Speaking at a conference called The Future of Automotive Leather in Bordeaux on March 24, Mr Peters said growth projections in the automotive industry in general and in the premium segment in particular in the next five years suggest to him that demand for automotive leather could expand from two billion square-feet per year at the moment to three billion square-feet by 2020.

He pointed out that he found this projection of the maximum increase in capacity “aggressive”, but said many millions of extra square-feet of finished leather are certain to be required. This change will come in the context of hide availability remaining more or less constant at around 275 million hides per year.

Mr Peters, founder of consultancy DLP Advisors and a leatherbiz columnist, told the conference: “The pie will remain the same size, but automotive is going to take a 25% share of it [compared to around 16% at the moment] and those hides are going to have to come from somewhere else in the leather industry.”

He explained that the most likely source of the extra automotive leather will be
tanners who move their production away from footwear to focus on cars instead. And, while he insisted it would be “no big deal” for beamhouses to adapt to this shift, he said retanning represents a major restraint at the moment.

“There is simply not enough retanning capacity in the world at the moment to satisfy the level of demand we are going to see from automotive,” he continued. He predicted that tanners in Mexico will increase their retanning capacity and continue to grow as an important source of automotive leather and that China “will grow astronomically”.

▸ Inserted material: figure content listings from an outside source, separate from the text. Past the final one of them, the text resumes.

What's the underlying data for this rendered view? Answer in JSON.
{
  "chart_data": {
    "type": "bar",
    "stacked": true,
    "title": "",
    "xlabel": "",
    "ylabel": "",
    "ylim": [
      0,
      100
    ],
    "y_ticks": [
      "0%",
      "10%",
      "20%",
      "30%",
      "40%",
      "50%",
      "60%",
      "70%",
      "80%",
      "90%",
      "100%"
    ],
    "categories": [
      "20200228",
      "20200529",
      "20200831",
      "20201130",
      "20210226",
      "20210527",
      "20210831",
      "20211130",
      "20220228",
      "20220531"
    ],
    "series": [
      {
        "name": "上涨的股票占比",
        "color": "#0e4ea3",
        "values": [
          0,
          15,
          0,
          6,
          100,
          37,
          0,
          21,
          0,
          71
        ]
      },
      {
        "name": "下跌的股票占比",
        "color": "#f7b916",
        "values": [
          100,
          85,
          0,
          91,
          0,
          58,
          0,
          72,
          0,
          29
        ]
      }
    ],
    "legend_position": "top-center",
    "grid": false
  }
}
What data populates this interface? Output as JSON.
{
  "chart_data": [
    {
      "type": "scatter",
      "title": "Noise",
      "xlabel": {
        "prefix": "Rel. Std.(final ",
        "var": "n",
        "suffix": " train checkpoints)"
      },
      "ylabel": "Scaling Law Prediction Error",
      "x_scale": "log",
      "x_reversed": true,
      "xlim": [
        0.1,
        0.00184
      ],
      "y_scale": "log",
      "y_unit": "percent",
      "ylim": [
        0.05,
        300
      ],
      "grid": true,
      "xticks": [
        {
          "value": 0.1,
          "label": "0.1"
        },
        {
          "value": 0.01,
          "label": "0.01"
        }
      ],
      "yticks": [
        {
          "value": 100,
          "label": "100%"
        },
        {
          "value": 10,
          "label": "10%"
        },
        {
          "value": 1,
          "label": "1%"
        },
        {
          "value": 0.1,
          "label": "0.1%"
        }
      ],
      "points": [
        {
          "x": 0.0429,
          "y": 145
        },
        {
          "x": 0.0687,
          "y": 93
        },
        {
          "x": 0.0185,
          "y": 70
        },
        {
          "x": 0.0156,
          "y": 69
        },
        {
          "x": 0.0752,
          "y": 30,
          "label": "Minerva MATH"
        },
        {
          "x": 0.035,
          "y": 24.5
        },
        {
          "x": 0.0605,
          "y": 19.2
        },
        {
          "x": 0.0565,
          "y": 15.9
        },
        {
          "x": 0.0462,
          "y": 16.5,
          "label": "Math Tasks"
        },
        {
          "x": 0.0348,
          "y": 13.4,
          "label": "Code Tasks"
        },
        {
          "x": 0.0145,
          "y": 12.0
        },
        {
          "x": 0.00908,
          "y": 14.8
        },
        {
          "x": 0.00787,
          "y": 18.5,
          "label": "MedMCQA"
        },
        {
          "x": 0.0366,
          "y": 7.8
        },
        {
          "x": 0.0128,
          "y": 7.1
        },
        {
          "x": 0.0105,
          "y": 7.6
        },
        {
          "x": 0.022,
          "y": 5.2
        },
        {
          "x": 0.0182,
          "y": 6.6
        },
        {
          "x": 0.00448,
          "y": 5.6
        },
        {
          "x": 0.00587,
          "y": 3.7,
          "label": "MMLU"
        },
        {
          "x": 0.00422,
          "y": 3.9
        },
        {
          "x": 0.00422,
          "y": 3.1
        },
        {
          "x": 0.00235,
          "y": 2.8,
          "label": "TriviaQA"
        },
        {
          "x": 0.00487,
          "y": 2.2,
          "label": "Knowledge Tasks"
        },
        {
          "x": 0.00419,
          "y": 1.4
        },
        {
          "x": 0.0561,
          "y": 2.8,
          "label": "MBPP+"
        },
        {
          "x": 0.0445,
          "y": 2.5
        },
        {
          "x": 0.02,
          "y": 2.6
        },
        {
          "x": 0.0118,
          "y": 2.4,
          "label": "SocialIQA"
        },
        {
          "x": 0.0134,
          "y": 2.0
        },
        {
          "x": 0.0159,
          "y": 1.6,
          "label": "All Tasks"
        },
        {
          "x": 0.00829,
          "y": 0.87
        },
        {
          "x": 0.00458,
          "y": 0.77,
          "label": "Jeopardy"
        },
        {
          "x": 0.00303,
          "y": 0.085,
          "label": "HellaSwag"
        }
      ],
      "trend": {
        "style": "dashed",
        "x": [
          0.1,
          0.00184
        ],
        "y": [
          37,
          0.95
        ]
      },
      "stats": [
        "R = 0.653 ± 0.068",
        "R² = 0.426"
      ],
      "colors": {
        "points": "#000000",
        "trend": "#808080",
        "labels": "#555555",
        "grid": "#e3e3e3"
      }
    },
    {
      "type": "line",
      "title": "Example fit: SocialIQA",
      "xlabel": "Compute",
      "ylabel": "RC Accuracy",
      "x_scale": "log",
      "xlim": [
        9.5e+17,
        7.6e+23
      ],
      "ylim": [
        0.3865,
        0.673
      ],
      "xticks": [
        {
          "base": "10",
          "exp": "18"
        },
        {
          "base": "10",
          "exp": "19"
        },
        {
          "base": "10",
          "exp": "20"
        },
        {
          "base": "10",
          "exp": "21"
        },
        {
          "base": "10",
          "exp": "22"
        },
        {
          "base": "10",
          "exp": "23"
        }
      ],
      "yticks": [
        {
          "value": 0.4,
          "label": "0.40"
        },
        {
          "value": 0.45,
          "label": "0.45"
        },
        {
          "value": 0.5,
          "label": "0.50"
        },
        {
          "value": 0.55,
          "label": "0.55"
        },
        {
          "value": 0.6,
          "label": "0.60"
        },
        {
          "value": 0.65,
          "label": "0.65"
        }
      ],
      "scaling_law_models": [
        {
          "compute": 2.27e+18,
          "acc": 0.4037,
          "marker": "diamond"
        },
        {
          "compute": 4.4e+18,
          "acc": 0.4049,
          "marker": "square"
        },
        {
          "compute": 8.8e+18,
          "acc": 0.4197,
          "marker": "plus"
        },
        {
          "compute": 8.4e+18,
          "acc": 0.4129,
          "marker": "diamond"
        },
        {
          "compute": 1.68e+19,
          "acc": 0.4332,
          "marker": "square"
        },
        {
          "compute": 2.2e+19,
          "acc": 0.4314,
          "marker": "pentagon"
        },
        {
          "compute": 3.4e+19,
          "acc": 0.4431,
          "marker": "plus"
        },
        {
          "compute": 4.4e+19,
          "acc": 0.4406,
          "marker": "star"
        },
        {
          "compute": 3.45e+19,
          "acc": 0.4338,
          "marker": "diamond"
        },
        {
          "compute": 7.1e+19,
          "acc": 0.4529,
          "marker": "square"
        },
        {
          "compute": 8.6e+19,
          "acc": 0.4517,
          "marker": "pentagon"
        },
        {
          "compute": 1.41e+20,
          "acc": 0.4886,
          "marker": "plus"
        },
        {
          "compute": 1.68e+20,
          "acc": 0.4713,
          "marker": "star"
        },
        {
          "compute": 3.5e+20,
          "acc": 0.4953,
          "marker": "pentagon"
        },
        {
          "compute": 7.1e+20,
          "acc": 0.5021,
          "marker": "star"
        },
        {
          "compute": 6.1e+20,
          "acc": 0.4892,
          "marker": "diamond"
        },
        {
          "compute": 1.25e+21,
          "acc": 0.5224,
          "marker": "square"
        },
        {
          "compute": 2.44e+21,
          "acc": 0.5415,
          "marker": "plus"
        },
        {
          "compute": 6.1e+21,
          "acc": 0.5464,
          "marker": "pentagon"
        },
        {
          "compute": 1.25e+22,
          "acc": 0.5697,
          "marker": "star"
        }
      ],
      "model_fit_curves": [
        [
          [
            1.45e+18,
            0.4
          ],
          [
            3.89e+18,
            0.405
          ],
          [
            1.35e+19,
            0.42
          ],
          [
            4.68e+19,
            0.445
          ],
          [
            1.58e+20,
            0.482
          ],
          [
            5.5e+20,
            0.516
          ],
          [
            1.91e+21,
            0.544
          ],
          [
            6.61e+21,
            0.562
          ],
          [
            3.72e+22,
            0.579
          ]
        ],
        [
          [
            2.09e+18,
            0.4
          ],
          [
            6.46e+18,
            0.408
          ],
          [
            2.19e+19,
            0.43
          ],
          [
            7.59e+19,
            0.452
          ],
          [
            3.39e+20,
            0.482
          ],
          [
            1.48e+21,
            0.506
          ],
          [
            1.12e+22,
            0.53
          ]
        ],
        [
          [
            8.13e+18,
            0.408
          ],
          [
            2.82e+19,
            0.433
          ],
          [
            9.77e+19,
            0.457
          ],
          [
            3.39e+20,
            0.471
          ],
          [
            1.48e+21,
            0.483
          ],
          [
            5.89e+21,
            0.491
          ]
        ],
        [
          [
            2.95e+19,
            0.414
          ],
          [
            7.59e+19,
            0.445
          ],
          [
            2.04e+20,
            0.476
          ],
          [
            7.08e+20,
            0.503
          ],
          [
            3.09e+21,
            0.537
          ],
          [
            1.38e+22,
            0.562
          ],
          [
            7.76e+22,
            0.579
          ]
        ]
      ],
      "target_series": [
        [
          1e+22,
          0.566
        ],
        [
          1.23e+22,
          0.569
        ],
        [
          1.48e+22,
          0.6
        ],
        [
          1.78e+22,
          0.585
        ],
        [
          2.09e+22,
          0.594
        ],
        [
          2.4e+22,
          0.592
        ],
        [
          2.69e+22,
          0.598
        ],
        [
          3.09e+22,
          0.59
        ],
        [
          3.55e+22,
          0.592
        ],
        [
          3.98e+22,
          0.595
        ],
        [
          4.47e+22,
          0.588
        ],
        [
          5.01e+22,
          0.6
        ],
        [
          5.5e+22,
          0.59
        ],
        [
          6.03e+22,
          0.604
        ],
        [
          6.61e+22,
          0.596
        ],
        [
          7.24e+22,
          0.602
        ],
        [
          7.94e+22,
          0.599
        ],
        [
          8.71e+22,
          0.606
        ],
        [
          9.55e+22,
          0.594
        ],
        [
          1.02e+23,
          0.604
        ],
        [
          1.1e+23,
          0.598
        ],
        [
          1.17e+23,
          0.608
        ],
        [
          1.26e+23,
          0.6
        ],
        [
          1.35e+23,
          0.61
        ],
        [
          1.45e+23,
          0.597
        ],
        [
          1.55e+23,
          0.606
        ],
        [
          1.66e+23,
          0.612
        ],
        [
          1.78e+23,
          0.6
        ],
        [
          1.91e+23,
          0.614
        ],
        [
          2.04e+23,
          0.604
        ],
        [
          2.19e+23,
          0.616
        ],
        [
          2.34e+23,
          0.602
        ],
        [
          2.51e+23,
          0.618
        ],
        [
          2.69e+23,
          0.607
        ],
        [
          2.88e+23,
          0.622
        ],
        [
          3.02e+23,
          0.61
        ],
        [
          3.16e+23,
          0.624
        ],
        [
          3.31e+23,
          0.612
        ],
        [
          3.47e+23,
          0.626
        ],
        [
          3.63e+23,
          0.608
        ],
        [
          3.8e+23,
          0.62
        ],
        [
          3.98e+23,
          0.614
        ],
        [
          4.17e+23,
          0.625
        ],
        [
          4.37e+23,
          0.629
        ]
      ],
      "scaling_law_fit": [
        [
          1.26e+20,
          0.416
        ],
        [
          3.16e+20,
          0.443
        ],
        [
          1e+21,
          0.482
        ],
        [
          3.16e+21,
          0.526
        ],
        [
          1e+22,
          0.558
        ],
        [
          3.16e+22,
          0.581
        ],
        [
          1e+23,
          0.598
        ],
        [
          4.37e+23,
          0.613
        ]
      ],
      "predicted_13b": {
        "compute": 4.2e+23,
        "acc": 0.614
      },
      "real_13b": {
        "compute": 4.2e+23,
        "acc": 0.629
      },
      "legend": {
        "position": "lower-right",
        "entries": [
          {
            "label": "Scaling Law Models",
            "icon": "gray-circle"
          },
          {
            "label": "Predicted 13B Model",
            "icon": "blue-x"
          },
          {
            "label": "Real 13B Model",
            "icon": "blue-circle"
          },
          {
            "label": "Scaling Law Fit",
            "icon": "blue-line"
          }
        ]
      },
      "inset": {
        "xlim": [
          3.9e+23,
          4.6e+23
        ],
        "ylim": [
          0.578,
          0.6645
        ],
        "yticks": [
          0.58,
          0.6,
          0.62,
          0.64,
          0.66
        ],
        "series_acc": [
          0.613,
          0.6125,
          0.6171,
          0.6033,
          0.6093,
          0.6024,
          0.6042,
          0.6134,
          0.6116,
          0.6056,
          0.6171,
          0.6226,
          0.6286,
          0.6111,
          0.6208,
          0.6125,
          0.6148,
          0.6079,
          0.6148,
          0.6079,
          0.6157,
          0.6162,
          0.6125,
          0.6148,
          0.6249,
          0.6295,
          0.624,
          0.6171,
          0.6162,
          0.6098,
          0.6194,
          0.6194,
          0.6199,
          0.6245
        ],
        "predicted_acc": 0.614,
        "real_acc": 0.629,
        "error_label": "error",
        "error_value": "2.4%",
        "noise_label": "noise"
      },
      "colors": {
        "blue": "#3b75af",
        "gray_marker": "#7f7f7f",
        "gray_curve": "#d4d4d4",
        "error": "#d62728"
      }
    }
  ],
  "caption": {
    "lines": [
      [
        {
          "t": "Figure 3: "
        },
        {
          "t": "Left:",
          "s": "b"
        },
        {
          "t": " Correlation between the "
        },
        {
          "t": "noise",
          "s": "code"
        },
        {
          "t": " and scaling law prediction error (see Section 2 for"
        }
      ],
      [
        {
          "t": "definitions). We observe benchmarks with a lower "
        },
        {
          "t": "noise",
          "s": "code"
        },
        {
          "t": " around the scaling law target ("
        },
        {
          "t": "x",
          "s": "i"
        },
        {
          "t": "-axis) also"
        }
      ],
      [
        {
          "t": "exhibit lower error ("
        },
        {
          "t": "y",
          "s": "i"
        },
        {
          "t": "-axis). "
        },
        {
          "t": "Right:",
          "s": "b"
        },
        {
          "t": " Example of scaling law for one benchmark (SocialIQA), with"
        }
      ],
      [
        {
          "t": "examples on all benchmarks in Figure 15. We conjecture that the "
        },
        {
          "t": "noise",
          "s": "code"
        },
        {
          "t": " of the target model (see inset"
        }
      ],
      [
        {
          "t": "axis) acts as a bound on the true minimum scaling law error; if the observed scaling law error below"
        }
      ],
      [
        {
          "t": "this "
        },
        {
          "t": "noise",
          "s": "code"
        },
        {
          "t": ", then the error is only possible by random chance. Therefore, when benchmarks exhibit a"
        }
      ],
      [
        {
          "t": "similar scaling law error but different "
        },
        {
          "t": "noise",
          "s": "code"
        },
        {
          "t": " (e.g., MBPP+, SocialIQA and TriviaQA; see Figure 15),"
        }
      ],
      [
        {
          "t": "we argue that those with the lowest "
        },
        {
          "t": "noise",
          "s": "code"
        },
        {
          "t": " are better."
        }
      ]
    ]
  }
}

In Brazil, already the most important source of crust for automotive, he said the change that will occur is that Brazilian tanners, keen to add more value to the hides their country will continue to produce in large volumes, will finish and cut large volumes of automotive leather too. In addition, Mr Peters said the US would become a source of crust and finished leather again too.

And because the principle of suppliers setting up close to automotive production facilities will continue, he also predicted that enterprising companies will soon be setting up new automotive tanneries in Hungary and India.